Monday, October 29, 2012

Interlude: The Hazards

This post details some of the hazards of sailing, especially sandbars and reefs.


Interlude 27: The Hazards
Many are the dangers that a ship's crew members face, what with storms, pirates, sea monsters and the like. There are other perils, however, that, while less spectacular, can be just as harmful to a vessel. Detailed here are some of these potential threats—or, in the hands of a skilled sailor, perhaps even tools of the trade.

In many ways these hazards function just like traps in the dungeon setting. Each has a DC for Spot or Search checks to notice it, along with DC's for other skill checks to avoid it. Success in one or the other means that the party can avoid it, while failure in both forces characters to suffer the consequences.

Coral Reefs
These clumps of coral are probably the greatest danger to vessels, if they go unnoticed. They are very sharp and quite solid, acting like a spear to be driven through the hull of a ship. The difficulty for seeing them, along with the damage that they can do, depends on the size of the reef in question.

Huge—DC 26 to notice—DC 20 to avoid—Damage 4d8
Gargantuan—DC 23 to notice—DC 23 to avoid—Damage 6d8
Colossal—DC 20 to notice—DC 26 to avoid—Damage 8d8

Furthermore, a vessel that suffers more than 50% of its hull points in damage from a collision is stopped dead in the water. In order to free it, the crew of the ship must succeed at a DC 24 Profession: sailor check, a process that last one hour. The DC of this check is reduced by two for every step that the tide rises, representing the fact that rising water can simply float a ship free (see below for more details). This means that ships which hit an obstacle during high tide are in big trouble. At the GM's discretion, each time the tide falls by a step, the obstacle does one quarter the original damage again to a trapped ship; this represents new stresses on the hull due to the falling water level. Woe to those poor ships that should be trapped in such a way if a storm arises.

While not as big a danger as reefs, given the fact that they're neither solid nor pointy, sandbars can still be dangerous if they bring a ship to a halt during a dangerous situation.

Huge—DC 26 to notice—DC 20 to avoid—Damage 2d8
Gargantuan—DC 23 to notice—DC 23 to avoid—Damage 3d8
Colossal—DC 20 to notice—DC 26 to avoid—Damage 4d8

Just as with reefs, mentioned above, sandbars can also stop a vessel dead in the water. In this case, the collision only needs to cause 25% of a ship's hull points in damage. What is more, the DC for a Profession: sailor check to free a vessel is only 20, and still decreases by two for each step by which the tide rises.
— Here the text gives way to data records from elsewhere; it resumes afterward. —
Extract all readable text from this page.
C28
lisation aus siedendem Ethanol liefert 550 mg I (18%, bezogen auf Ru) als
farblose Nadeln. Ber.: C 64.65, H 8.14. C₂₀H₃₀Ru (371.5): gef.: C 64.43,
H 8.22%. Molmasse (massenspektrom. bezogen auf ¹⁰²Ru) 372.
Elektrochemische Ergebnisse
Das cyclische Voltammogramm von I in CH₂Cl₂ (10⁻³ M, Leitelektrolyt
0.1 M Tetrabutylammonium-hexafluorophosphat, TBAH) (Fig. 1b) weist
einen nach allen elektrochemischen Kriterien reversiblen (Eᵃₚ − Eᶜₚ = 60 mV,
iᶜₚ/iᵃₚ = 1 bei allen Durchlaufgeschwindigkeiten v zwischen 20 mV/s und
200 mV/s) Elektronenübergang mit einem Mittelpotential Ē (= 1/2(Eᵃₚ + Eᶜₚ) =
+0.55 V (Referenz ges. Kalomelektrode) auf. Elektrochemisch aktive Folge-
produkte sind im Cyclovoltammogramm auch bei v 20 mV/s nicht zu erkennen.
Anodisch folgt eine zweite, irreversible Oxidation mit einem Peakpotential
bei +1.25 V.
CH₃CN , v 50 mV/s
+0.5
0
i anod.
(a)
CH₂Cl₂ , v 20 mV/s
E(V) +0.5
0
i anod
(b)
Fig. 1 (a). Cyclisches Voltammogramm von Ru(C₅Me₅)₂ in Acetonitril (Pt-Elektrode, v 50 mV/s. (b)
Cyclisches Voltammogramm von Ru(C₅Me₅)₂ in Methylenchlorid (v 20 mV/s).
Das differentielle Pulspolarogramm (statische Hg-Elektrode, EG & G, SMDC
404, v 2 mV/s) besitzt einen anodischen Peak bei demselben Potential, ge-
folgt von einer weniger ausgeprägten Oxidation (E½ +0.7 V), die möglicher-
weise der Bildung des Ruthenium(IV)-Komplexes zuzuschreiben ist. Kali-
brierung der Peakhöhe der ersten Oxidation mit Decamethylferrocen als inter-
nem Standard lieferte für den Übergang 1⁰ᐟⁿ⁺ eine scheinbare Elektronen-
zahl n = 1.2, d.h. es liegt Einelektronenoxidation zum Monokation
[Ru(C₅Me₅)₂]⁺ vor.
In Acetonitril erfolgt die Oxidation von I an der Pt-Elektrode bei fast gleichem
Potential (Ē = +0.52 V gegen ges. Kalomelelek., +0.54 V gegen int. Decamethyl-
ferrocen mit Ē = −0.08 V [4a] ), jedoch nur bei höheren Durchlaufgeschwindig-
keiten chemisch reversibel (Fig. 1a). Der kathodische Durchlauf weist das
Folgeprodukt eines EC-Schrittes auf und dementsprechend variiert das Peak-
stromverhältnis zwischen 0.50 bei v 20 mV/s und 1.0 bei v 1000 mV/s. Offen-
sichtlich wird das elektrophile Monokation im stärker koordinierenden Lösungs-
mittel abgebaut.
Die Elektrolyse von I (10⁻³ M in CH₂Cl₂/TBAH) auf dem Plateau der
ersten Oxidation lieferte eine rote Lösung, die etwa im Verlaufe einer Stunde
While these fluctuations in the depths of the world's seas are not in and of themselves dangerous, it can be important to have information about them if a ship is trapped on a sandbar or a reef. When that happens, roll 1d8, with the following results: 1—High tide; 2—Ebbing from high; 3—Middle tide; 4—Ebbing from middle; 5—Low tide; 6—Rising from low; 7—Middle tide; 8—Rising from middle. It takes about fifty minutes to move from one stage to the next, or just over twelve hours to move from one high tide to the next. (This is based on an average of tidal fluctuation; it does not apply exactly to all places in the world.)

Contrary Winds
The direction of the wind can become important when a party is facing obstacles such as these. To do so, roll 1d8, with the following results: 1—North; 2—Northeast; 3—East; 4—Southeast; 5—South; 6—Southwest; 7—West; 8—Northwest. Ships sailing into the wind suffer a -2 circumstance penalty to Profession: sailor checks, while those with it at their backs receive a +2 bonus. Those with the wind off to one side or the other have neither a bonus nor a penalty.

The Ship's Draft
The rules mentioned above assume that the obstacles are shallow enough to endanger a ship, while not being so shallow that they can plainly be seen. At times it could become necessary for a vessel to seek out dangerous waters, so as to escape from pursuit by a larger ship. For example, a Bermuda sloop could sail over a reef that doesn't threaten it, while a pursuing Spanish galleon faces grave danger. To represent this, the obstacle should be given a depth ranging from zero to five fathoms. Ships that sit higher in the water are not threatened by these obstacles. Indeed, the location of such hazards can become an important trade secret for pirates and smugglers, providing them with a weapon to wield against enemies.